Now get the fields from E=-grad(V)


In [42]:
ex,ey=np.gradient(-vn,x,y)
e=np.sqrt(np.square(ex)+np.square(ey))

In [43]:
plt.imshow(e,extent=[-xmax,xmax,-xmax,xmax])
plt.colorbar()
plt.title('|E|')
plt.axis('square')


Out[43]:
(-1.0, 1.0, -1.0, 1.0)

Note how the potential of the inner half-moon electrode does not influence the region outside the shield (hence it is shielding). Try this by varying the potentials of the different electrodes and see what happens.

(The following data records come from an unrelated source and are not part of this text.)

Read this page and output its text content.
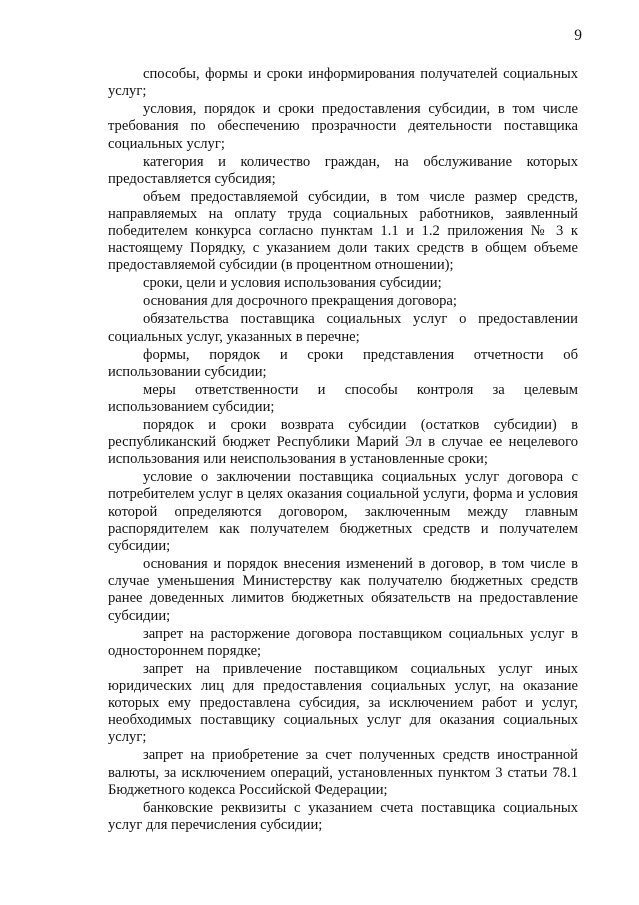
9

способы, формы и сроки информирования получателей социальных услуг;

условия, порядок и сроки предоставления субсидии, в том числе требования по обеспечению прозрачности деятельности поставщика социальных услуг;

категория и количество граждан, на обслуживание которых предоставляется субсидия;

объем предоставляемой субсидии, в том числе размер средств, направляемых на оплату труда социальных работников, заявленный победителем конкурса согласно пунктам 1.1 и 1.2 приложения № 3 к настоящему Порядку, с указанием доли таких средств в общем объеме предоставляемой субсидии (в процентном отношении);

сроки, цели и условия использования субсидии;

основания для досрочного прекращения договора;

обязательства поставщика социальных услуг о предоставлении социальных услуг, указанных в перечне;

формы, порядок и сроки представления отчетности об использовании субсидии;

меры ответственности и способы контроля за целевым использованием субсидии;

порядок и сроки возврата субсидии (остатков субсидии) в республиканский бюджет Республики Марий Эл в случае ее нецелевого использования или неиспользования в установленные сроки;

условие о заключении поставщика социальных услуг договора с потребителем услуг в целях оказания социальной услуги, форма и условия которой определяются договором, заключенным между главным распорядителем как получателем бюджетных средств и получателем субсидии;

основания и порядок внесения изменений в договор, в том числе в случае уменьшения Министерству как получателю бюджетных средств ранее доведенных лимитов бюджетных обязательств на предоставление субсидии;

запрет на расторжение договора поставщиком социальных услуг в одностороннем порядке;

запрет на привлечение поставщиком социальных услуг иных юридических лиц для предоставления социальных услуг, на оказание которых ему предоставлена субсидия, за исключением работ и услуг, необходимых поставщику социальных услуг для оказания социальных услуг;

запрет на приобретение за счет полученных средств иностранной валюты, за исключением операций, установленных пунктом 3 статьи 78.1 Бюджетного кодекса Российской Федерации;

банковские реквизиты с указанием счета поставщика социальных услуг для перечисления субсидии;
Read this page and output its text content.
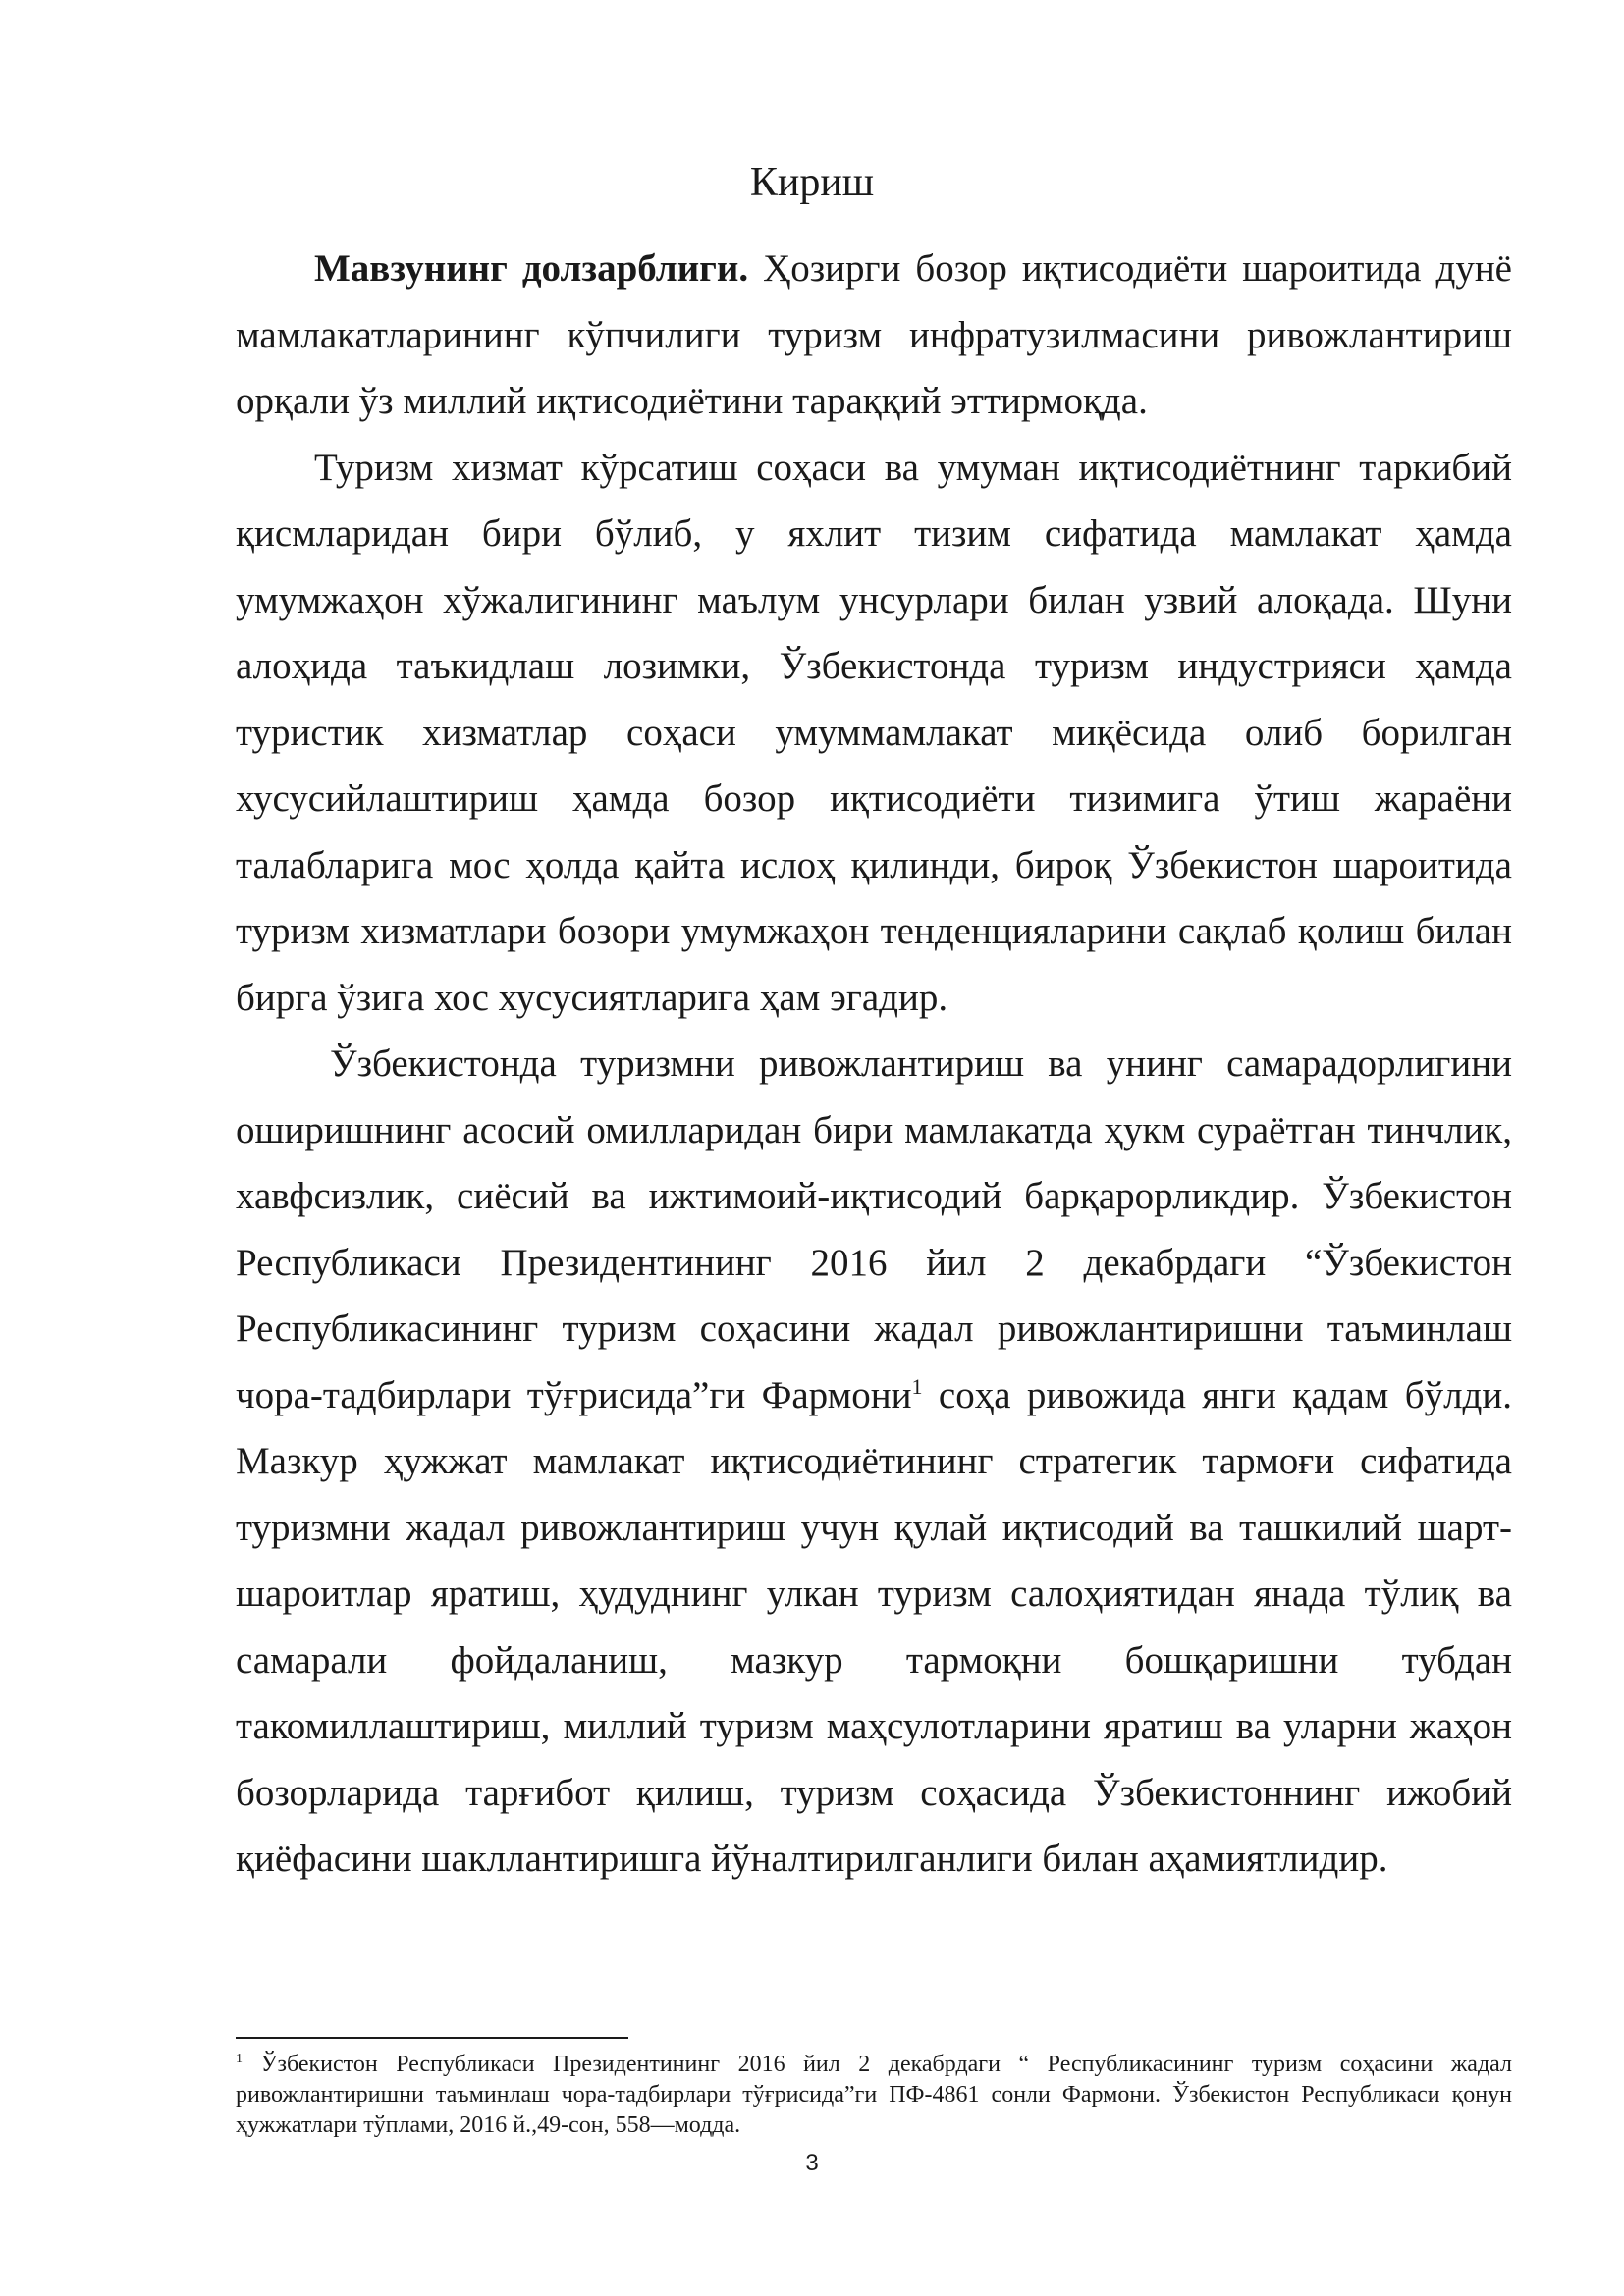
Кириш

Мавзунинг долзарблиги. Ҳозирги бозор иқтисодиёти шароитида дунё мамлакатларининг кўпчилиги туризм инфратузилмасини ривожлантириш орқали ўз миллий иқтисодиётини тараққий эттирмоқда.

Туризм хизмат кўрсатиш соҳаси ва умуман иқтисодиётнинг таркибий қисмларидан бири бўлиб, у яхлит тизим сифатида мамлакат ҳамда умумжаҳон хўжалигининг маълум унсурлари билан узвий алоқада. Шуни алоҳида таъкидлаш лозимки, Ўзбекистонда туризм индустрияси ҳамда туристик хизматлар соҳаси умуммамлакат миқёсида олиб борилган хусусийлаштириш ҳамда бозор иқтисодиёти тизимига ўтиш жараёни талабларига мос ҳолда қайта ислоҳ қилинди, бироқ Ўзбекистон шароитида туризм хизматлари бозори умумжаҳон тенденцияларини сақлаб қолиш билан бирга ўзига хос хусусиятларига ҳам эгадир.

Ўзбекистонда туризмни ривожлантириш ва унинг самарадорлигини оширишнинг асосий омилларидан бири мамлакатда ҳукм сураётган тинчлик, хавфсизлик, сиёсий ва ижтимоий-иқтисодий барқарорликдир. Ўзбекистон Республикаси Президентининг 2016 йил 2 декабрдаги “Ўзбекистон Республикасининг туризм соҳасини жадал ривожлантиришни таъминлаш чора-тадбирлари тўғрисида”ги Фармони$^1$ соҳа ривожида янги қадам бўлди. Мазкур ҳужжат мамлакат иқтисодиётининг стратегик тармоғи сифатида туризмни жадал ривожлантириш учун қулай иқтисодий ва ташкилий шарт-шароитлар яратиш, ҳудуднинг улкан туризм салоҳиятидан янада тўлиқ ва самарали фойдаланиш, мазкур тармоқни бошқаришни тубдан такомиллаштириш, миллий туризм маҳсулотларини яратиш ва уларни жаҳон бозорларида тарғибот қилиш, туризм соҳасида Ўзбекистоннинг ижобий қиёфасини шакллантиришга йўналтирилганлиги билан аҳамиятлидир.

$^1$ Ўзбекистон Республикаси Президентининг 2016 йил 2 декабрдаги “ Республикасининг туризм соҳасини жадал ривожлантиришни таъминлаш чора-тадбирлари тўғрисида”ги ПФ-4861 сонли Фармони. Ўзбекистон Республикаси қонун ҳужжатлари тўплами, 2016 й.,49-сон, 558—модда.
3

Now we can calculate the charge density via the divergence of E (alternatively we could calculate the Laplacian of V)


In [45]:
eps0=8.854e-12
dexdx,dexdy=np.gradient(ex,x,y)
deydx,deydy=np.gradient(ey,x,y)
div=dexdx+deydy #apparantly there is no divergence operator in numpy...so we write one ourselves
rho=eps0*div
plt.imshow(rho,extent=[-xmax,xmax,-xmax,xmax])
plt.colorbar()
plt.title('charge density')
plt.axis('square')


Out[45]:
(-1.0, 1.0, -1.0, 1.0)

Note how charge only appears on the surface of the conductors (as it should). Note also how a redistribution in surface charge on the inside of the shield is caused by changes in the inner electrode while the outer electrodes cause changes on the outside surface charge of the shield. Hence we understand that the redistribution of the surface charges in a metal shield is what is really causing the shield to act as a shield. This is also a reason why a nonconductive object would not act as a shield as it has no free charges.